An ache cinched her back muscles like barbed wire drawing tight. It didn’t come from her street skirmish. Just days ago Heat thought Rook was going to give her an engagement ring. Now he was giving her fits. Knowing a crossroad when she’d reached one, Nikki decided she had plenty of battle in front of her without opening a flank with Rook. For the greater good Nikki knew she had to eat it—to do what she did so well—which was to compartmentalize her feelings for the sake of the job. So she shrugged it off.
But there was one conversation she needed to have.
Since the radio car had been assigned to her anyway, Heat hitched a ride in the blue-and-white from Tribeca up to Chelsea. The officers thanked her for the French roast, joking that she had spoiled them for mystery muck they get from the street cart. When they dropped her at the same corner where she had been attacked barely ten hours before, Nikki declined their escort offer. But, as she walked past the driveway of the housing project, which was still wet from the blood hosing it got from CSU, she glanced back and got a wave from both unis as they kept watch from their patrol unit.
Raley and Ochoa looked a little bewildered when they pulled up in front of the brownstone on West Sixteenth to find Heat standing there waiting for them. The ambush had kept her from checking out the address Jeanne Capois had written on the grocery receipt, so Roach had offered to take the assignment that morning. But Nikki decided to show up, too.

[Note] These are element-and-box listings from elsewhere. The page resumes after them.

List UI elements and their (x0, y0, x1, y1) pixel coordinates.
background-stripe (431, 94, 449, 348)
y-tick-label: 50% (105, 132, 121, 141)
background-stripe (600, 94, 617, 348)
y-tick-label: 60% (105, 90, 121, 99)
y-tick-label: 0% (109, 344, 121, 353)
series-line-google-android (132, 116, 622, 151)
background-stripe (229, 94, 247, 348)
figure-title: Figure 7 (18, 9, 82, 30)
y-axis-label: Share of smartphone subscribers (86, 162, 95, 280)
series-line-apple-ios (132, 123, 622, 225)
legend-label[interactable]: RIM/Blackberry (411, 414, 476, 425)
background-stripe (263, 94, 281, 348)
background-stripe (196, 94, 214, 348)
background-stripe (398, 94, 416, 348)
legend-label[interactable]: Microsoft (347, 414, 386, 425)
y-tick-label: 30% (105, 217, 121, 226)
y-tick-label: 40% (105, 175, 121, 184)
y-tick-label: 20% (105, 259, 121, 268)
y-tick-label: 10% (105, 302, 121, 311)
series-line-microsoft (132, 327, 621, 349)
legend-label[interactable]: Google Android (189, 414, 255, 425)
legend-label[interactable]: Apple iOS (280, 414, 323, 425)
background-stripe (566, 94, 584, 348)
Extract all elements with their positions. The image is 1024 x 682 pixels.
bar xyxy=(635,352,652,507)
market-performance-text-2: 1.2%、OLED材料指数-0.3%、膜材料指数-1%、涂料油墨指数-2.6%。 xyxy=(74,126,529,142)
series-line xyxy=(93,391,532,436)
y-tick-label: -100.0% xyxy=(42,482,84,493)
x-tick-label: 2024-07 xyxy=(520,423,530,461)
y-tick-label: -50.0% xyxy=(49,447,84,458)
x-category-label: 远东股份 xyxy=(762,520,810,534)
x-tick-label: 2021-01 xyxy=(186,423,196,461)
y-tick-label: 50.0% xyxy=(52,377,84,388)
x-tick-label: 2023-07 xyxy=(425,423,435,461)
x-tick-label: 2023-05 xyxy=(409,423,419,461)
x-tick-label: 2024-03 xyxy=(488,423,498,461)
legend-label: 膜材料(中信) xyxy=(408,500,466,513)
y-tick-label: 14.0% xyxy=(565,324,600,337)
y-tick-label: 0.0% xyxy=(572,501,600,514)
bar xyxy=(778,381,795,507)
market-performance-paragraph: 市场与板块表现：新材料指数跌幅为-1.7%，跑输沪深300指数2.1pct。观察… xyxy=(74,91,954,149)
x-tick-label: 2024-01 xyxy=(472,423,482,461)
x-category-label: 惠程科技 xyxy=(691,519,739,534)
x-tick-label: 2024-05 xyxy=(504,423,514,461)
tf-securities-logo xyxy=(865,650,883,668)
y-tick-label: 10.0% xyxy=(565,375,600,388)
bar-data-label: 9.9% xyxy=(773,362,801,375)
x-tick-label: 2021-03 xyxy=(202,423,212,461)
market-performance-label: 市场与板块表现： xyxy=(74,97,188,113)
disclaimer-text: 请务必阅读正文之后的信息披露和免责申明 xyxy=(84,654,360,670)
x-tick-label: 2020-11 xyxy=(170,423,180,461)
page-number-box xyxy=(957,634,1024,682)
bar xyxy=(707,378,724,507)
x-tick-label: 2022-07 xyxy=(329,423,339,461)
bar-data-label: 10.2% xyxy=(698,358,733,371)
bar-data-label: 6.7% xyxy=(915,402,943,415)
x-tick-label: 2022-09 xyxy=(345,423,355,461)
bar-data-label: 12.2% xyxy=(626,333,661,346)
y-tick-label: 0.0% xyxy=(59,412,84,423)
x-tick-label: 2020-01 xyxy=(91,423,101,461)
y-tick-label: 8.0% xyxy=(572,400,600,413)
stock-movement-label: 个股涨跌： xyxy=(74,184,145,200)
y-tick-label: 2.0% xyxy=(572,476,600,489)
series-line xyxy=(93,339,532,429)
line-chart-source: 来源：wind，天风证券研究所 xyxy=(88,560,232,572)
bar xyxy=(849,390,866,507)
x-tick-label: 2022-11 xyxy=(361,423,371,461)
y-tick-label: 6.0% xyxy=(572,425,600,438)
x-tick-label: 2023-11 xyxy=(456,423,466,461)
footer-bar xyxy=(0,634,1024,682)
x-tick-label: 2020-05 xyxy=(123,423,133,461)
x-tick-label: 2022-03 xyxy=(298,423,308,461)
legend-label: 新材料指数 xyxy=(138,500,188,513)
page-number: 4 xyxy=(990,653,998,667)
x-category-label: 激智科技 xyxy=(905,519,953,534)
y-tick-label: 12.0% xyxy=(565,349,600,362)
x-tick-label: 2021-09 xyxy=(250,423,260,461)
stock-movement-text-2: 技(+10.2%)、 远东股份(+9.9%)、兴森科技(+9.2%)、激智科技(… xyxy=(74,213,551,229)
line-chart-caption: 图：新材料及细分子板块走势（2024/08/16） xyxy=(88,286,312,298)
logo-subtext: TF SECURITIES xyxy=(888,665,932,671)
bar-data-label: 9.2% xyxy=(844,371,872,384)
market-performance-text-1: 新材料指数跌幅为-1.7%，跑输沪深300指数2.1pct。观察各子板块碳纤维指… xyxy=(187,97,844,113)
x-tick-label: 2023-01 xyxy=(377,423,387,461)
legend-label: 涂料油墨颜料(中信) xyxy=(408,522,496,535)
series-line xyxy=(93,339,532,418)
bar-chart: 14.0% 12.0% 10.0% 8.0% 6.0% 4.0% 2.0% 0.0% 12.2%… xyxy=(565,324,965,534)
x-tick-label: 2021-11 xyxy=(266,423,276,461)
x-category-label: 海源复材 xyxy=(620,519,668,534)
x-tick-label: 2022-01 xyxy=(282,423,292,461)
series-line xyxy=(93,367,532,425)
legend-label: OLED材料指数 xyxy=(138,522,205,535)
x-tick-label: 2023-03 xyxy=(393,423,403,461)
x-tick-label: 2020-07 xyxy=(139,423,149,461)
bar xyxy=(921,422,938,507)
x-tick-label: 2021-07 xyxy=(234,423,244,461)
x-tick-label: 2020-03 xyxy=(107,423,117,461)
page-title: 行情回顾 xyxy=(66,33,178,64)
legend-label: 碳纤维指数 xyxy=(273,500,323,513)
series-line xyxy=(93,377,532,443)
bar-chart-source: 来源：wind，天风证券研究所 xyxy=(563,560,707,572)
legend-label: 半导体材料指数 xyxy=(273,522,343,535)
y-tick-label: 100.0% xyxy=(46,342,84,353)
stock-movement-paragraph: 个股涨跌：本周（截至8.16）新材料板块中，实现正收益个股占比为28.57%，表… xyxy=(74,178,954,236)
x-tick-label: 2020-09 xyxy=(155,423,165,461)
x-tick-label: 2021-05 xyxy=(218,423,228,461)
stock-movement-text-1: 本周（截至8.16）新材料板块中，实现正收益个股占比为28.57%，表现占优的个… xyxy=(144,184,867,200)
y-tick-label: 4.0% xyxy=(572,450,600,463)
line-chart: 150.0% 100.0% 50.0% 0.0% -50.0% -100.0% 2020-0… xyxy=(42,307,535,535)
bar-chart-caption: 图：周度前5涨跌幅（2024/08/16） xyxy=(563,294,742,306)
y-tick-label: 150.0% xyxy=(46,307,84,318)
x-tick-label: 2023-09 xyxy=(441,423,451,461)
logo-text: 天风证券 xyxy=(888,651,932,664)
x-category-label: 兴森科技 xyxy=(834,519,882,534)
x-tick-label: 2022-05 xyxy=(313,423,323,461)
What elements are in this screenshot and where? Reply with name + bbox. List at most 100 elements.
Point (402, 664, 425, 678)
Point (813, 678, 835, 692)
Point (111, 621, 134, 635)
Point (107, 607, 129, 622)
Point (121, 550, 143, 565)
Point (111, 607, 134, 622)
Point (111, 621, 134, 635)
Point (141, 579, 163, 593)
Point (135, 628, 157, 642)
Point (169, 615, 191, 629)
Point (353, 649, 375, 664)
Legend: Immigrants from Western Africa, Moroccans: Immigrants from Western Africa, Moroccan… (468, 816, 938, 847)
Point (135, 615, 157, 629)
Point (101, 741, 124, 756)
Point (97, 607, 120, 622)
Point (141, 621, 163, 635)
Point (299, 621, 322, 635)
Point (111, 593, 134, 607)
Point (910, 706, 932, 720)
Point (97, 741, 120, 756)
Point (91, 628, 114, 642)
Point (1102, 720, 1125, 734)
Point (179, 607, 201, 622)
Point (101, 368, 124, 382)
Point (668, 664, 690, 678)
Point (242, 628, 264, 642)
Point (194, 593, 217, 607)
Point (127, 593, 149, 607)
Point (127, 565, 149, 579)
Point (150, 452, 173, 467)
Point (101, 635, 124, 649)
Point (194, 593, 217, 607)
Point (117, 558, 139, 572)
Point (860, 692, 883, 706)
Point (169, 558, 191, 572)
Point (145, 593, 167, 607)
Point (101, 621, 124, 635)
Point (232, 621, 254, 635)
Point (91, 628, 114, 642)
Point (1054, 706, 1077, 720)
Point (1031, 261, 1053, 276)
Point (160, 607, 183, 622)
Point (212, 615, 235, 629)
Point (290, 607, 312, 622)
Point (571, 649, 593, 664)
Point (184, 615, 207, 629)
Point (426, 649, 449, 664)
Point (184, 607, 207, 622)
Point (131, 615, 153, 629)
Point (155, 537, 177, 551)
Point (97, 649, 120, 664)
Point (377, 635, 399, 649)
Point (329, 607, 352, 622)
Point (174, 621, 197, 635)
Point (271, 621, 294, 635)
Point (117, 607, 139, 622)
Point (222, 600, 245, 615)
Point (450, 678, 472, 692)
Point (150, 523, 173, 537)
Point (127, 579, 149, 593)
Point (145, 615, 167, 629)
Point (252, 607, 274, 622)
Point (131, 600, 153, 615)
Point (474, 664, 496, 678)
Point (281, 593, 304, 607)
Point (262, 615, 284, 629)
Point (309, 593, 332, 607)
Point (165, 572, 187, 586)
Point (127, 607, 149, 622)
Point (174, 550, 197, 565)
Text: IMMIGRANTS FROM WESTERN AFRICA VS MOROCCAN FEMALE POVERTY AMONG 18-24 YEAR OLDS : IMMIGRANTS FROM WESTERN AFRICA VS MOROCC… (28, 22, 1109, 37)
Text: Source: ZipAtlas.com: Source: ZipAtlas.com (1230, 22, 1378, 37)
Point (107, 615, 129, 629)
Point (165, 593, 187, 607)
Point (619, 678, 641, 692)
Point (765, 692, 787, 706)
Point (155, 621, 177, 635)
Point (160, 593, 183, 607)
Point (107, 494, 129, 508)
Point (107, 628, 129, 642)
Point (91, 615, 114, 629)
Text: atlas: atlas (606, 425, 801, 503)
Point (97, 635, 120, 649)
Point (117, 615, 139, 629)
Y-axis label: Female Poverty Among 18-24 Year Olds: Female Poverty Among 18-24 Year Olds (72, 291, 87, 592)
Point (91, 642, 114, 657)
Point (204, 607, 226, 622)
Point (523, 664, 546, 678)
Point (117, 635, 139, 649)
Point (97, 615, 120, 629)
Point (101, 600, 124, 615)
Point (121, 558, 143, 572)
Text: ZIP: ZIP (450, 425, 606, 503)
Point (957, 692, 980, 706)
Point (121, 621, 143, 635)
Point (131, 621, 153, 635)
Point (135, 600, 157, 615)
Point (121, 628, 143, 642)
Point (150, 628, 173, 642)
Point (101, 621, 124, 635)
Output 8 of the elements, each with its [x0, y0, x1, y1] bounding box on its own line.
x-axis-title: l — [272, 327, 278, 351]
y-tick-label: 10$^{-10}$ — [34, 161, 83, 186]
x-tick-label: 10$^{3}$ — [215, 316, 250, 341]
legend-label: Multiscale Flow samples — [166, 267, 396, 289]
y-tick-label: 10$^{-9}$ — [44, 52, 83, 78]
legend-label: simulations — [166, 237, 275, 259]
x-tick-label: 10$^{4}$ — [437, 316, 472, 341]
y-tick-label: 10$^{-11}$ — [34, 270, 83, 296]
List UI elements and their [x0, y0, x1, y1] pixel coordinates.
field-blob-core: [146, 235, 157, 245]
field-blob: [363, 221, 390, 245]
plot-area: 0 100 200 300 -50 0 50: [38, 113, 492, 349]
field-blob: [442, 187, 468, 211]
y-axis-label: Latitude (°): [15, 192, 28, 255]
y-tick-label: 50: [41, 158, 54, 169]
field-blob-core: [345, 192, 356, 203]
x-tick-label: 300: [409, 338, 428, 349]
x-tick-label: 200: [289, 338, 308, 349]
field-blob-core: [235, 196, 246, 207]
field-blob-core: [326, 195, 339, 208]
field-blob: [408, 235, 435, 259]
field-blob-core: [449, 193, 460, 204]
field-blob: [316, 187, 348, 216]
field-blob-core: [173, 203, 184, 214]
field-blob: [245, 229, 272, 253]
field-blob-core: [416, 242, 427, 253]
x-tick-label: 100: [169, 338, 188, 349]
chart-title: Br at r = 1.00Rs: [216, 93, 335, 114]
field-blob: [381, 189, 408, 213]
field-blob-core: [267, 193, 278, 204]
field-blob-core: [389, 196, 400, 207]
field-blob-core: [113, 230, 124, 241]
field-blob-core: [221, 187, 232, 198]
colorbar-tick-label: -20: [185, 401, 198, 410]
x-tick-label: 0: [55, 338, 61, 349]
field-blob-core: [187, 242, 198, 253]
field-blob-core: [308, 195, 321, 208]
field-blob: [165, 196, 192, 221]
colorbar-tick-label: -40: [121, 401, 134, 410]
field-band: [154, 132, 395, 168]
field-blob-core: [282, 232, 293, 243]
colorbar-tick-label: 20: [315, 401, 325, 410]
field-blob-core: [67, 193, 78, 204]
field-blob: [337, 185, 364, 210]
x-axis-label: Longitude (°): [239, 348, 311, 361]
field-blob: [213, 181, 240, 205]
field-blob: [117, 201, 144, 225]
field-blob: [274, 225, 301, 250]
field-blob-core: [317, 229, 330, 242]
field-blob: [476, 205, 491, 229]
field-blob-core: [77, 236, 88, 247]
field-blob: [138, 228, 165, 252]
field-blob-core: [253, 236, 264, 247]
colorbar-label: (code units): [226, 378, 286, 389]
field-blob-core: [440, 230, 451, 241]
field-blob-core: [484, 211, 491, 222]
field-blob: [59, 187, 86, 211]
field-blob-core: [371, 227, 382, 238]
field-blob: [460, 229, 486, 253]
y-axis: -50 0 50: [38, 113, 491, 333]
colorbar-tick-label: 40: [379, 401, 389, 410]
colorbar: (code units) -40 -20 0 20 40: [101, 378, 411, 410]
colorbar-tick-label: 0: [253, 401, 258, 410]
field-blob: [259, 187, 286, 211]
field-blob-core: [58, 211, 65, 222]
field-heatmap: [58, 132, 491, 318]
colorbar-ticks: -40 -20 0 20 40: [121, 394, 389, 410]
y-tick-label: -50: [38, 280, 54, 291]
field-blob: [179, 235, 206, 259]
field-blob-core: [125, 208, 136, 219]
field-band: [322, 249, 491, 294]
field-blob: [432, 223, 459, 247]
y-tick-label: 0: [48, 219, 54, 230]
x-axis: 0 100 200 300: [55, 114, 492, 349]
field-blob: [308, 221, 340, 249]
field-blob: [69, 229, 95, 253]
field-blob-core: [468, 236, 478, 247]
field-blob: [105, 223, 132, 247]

She had a reason to pull her surprise visit.
She crouched on the sidewalk beside the Roach Coach. Raley rolled down his passenger window and said, “Heard you had a night.”
“Let me think…Oh, right.”
From behind the wheel, Ochoa joined in the Downplay Game. “Listen, I need some carpentry done. You work on wood or just human flesh?”
The ball having sufficiently been tossed around the infield, they popped the latches on their doors. “Sit tight,” she said, causing her detectives to exchange more puzzled glances. “Change of plan. I’m taking this interview. I want you guys to run checks on these two.” She gave them the printout she’d made at Rook’s of the ATM screen grab. “Of course, that’s Fabian Beauvais in the background, but I want to know everything about the pair up front.” She paused and leveled a meaningful stare at Raley. “Sean, I understand you are already familiar with this photo after having done some freelance work for Rook without authorization.”
He blushed. “Hey, I was at the station late, anyway. It was Rook, so I thought…” he read her unhappiness and let it trail off. His partner wasn’t so cowed.
“What’s the problem here? Guy’s doing his job, helping out.”